The jump in LNG demand last year, totalling nearly 30 million tpy, reflected a 41% surge in purchasing of the commodity by China, and other significant percentage increases in imports in South Korea, India, Pakistan, and Europe. One of the few countries to see a big percentage reduction in demand was Egypt.

On the supply side, 2018 saw the start of production at three LNG ‘trains’, or liquefaction and export facilities, in Australia, two more in Russia and three in the US. The world’s largest LNG producer, Qatar, increased production only marginally.

One important symbolic change for LNG is the gradual shift away from using crude oil as the price benchmark for contracts, to using a gas index, underlining the way the market for LNG has matured as an alternative to coal for electricity generation and for industrial, business and residential heating. New projects from the US are pushing the mix toward gas-indexation, the BNEF report says.

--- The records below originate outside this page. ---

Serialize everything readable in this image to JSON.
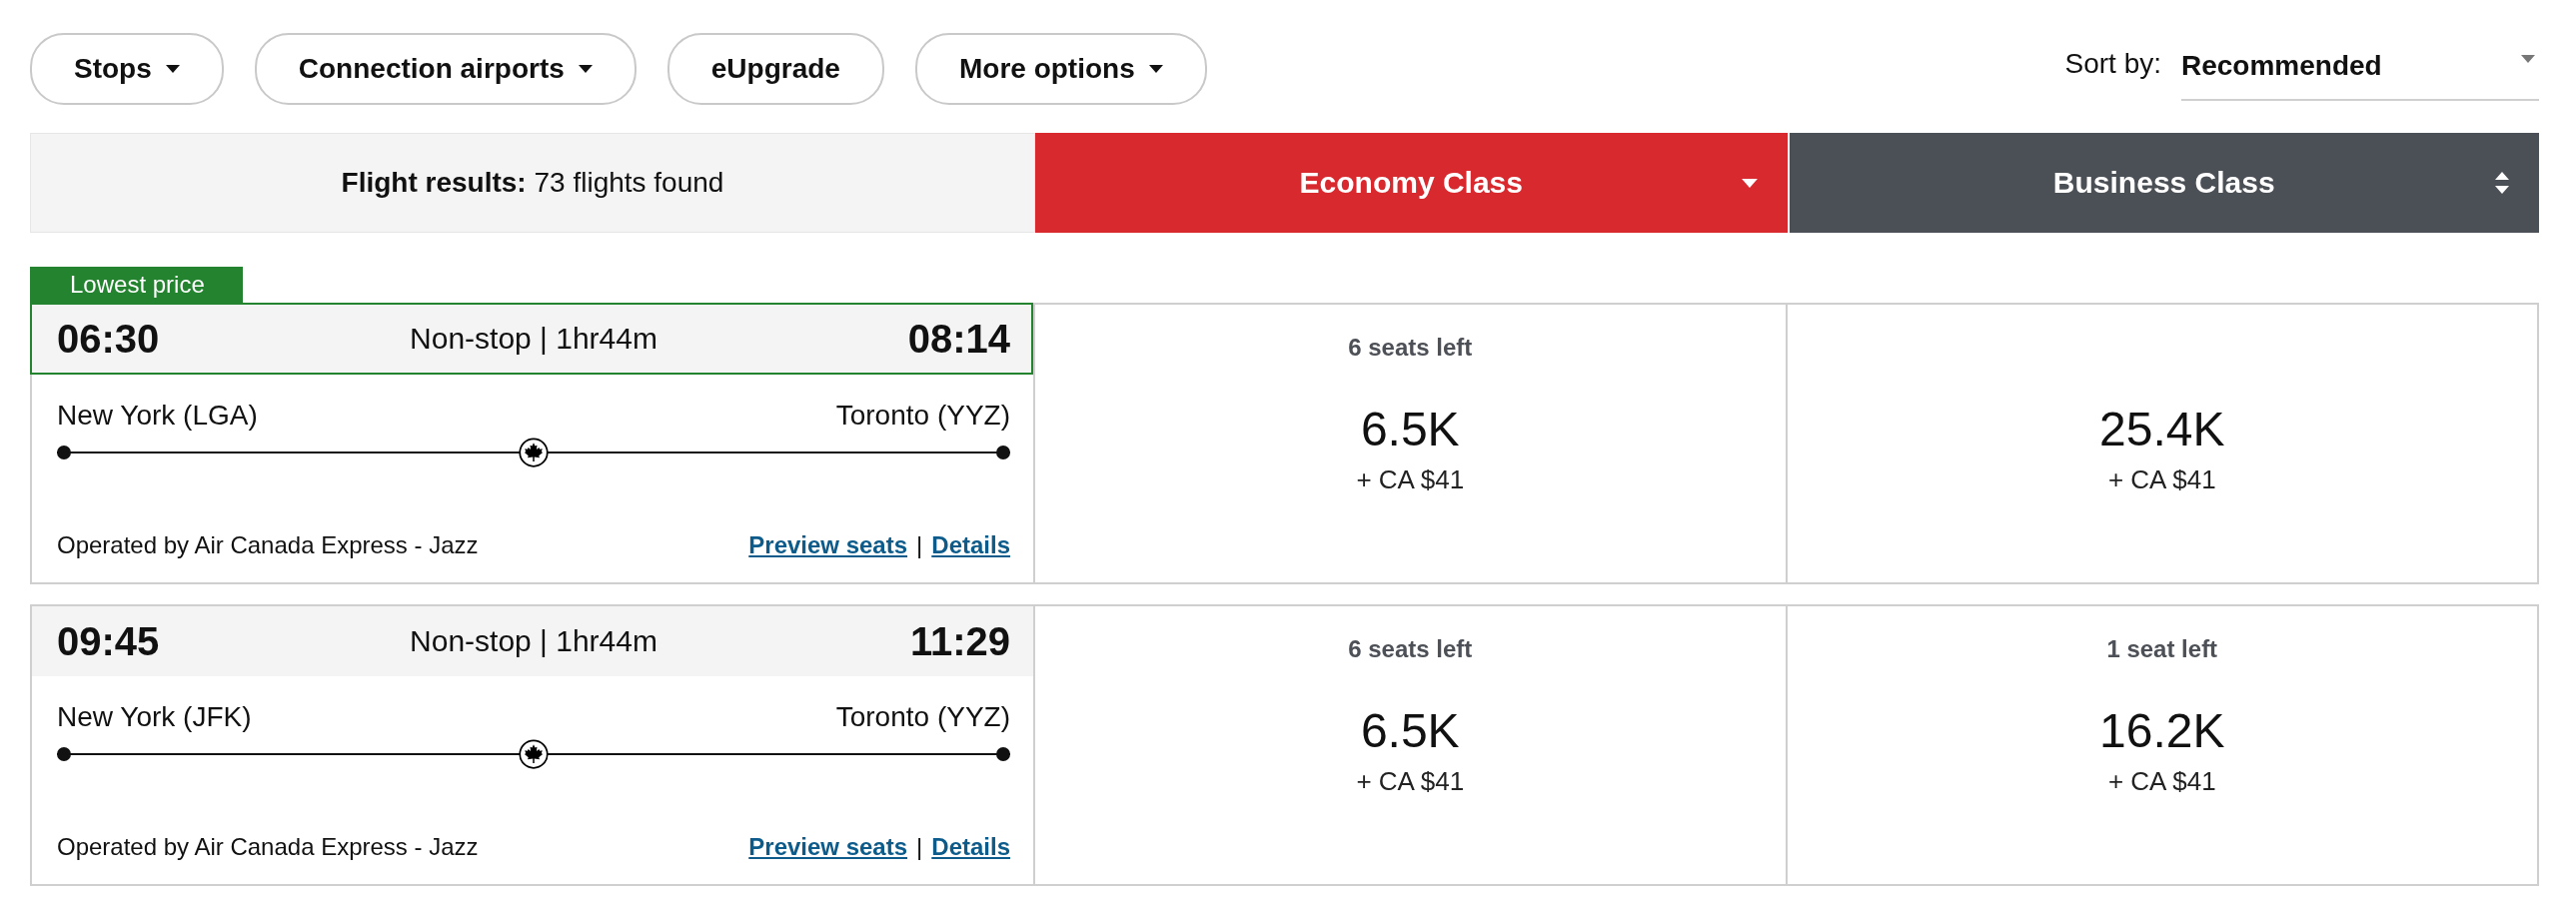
{
  "filters": [
    {
      "label": "Stops",
      "dropdown": true
    },
    {
      "label": "Connection airports",
      "dropdown": true
    },
    {
      "label": "eUpgrade",
      "dropdown": false
    },
    {
      "label": "More options",
      "dropdown": true
    }
  ],
  "sort": {
    "label": "Sort by:",
    "value": "Recommended"
  },
  "results_header": {
    "summary": "**Flight results:** 73 flights found",
    "cabins": [
      {
        "label": "Economy Class",
        "selected": true
      },
      {
        "label": "Business Class",
        "selected": false
      }
    ]
  },
  "flights": [
    {
      "badge": "Lowest price",
      "highlighted": true,
      "departure": "06:30",
      "duration": "Non-stop | 1hr44m",
      "arrival": "08:14",
      "origin": "New York (LGA)",
      "destination": "Toronto (YYZ)",
      "operator": "Operated by Air Canada Express - Jazz",
      "links": [
        "Preview seats",
        "Details"
      ],
      "link_separator": "|",
      "fares": [
        {
          "seats_left": "6 seats left",
          "price": "6.5K",
          "fee": "+ CA $41"
        },
        {
          "price": "25.4K",
          "fee": "+ CA $41"
        }
      ]
    },
    {
      "highlighted": false,
      "departure": "09:45",
      "duration": "Non-stop | 1hr44m",
      "arrival": "11:29",
      "origin": "New York (JFK)",
      "destination": "Toronto (YYZ)",
      "operator": "Operated by Air Canada Express - Jazz",
      "links": [
        "Preview seats",
        "Details"
      ],
      "link_separator": "|",
      "fares": [
        {
          "seats_left": "6 seats left",
          "price": "6.5K",
          "fee": "+ CA $41"
        },
        {
          "seats_left": "1 seat left",
          "price": "16.2K",
          "fee": "+ CA $41"
        }
      ]
    }
  ]
}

Figure 1: Global LNG demand and supply capacity balance

'Structural demand' refers to weather neutral demand at current LNG prices. Supply capacity is available capacity each year after taking into consideration of quarterly-prorated nameplate capacity based on expected project commission timelines and maintenance and retirement assumptions on existing project capacity. JKT stands for Japan, South Korea and Taiwan. RoW stands for rest of the world. Europe includes EU28, Turkey and all other European importing countries.